I saw a few posts about installing spark plug non-foulers on your 2nd o2 sensor before and even a small tutorial of how to do it, which I followed and successfully finished... and I've had no Cat Converter Inefficiency code in the last 3,000 miles since I installed it..
I decided that while I did it myself.. I would take photos in order to create a more in-depth tutorial on how to save yourself $150+ on a new cat... or to help pass a safety inspection
- Drill (Multi or high speed)
- 1/2-inch Titanium Drill bit or bit used for drilling steel
- 18mm Spark Plug Non-Foulers Part No. 42009 (they come in a pair from AutoZone for about $3.99 to 4.99)
- 22mm or 7/8" wrench or Oxygen Sensor socket (7/8" deep well socket)
- Hammer or Mallet
- About 1 hour of time
You will need to grab one of those Spark Plug Non-Foulers you just bought.
Take one of them and brace it against something solid, you will need to drill out the rest of the non-fouler in order for the Oxygen sensor to slide inside it (approx 1/2 inch).

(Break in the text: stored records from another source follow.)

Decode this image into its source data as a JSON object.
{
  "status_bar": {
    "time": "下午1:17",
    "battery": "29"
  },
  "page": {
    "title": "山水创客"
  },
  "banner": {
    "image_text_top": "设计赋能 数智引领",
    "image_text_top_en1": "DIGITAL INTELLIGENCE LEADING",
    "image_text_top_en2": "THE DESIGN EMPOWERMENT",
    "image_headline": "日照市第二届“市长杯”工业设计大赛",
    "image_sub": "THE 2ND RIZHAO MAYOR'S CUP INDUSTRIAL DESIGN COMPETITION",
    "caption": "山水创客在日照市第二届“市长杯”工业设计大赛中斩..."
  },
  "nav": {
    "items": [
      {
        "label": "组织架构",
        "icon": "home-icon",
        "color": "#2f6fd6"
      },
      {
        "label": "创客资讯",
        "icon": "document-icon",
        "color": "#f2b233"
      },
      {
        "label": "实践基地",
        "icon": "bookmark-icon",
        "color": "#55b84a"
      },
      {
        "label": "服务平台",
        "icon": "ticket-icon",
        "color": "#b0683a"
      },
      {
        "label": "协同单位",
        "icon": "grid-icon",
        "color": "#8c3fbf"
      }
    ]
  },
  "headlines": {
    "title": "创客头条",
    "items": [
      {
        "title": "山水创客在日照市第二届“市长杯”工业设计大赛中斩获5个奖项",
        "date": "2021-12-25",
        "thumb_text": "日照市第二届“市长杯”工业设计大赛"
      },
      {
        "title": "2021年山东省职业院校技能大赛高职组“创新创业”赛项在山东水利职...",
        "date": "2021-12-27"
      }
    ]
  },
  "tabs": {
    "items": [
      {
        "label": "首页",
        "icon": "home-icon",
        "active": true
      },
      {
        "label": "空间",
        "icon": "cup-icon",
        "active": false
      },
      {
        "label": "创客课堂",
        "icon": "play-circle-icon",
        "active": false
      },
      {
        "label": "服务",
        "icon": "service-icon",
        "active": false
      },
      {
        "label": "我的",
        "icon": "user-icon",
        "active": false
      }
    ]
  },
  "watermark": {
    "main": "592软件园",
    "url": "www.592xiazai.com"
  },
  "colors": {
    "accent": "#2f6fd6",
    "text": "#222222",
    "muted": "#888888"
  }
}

When drilling metal, it is best to take it slow. If able, borrow a multi-speed drill that you can control easily.
Some kind of oil will need to be applied to the metal a few times during the drilling in order to provide lubrication, if you try to drill without oil, it will dull your drill bit very quickly.
Approximate time to complete: 10-30 min Step 2
Once you've finished the drilling of the one spark plug non-fouler, you need to locate your second O2 sensor (usually right after the catalytic converter.... on my 99 civic it's basically on the underside of the cat).
Removing these things isn't easy.. and if you're lucky enough, you've had it replaced before and the mechanic didn't have a field day with his torque wrench when he put it back in.
In either case it will take some effort to get it off. I purchased a Oxygen Sensor socket (7.99 at AutoZone) and used a 2 foot metal pipe as an extender over the ratchet wrench, it gave me the torque I needed to get the thing off when a hammer and wrench just wouldn't budge it.
Approximate time to complete: 5-30 min
Now you need to screw the de-fouler onto the oxygen sensor. You want to use the one you drilled out first and simply screw it on to the sensor where it would screw into the exhaust pipe / cat converter.
Your sensor should now look like so..
Once that is complete, take the second de-fouler and screw it on, on top of the first one ....
Step 5 - Almost done
Now all you've got to do is put it back up there in the cat converter, if it's stock, you will have no problem with space restrictions and it should simply screw back in.
If you have modifications which limit the space you have, you can get an elbow joint and use a single defouler, screwed into the elbow joint, or no defouler at all.
How it works:
The principal is simple, if you allow less exhaust gases to reach the second oxygen sensor, the vehicles' computer will be tricked into thinking that the cat converter is working because of the absence of non-treated exhaust gases.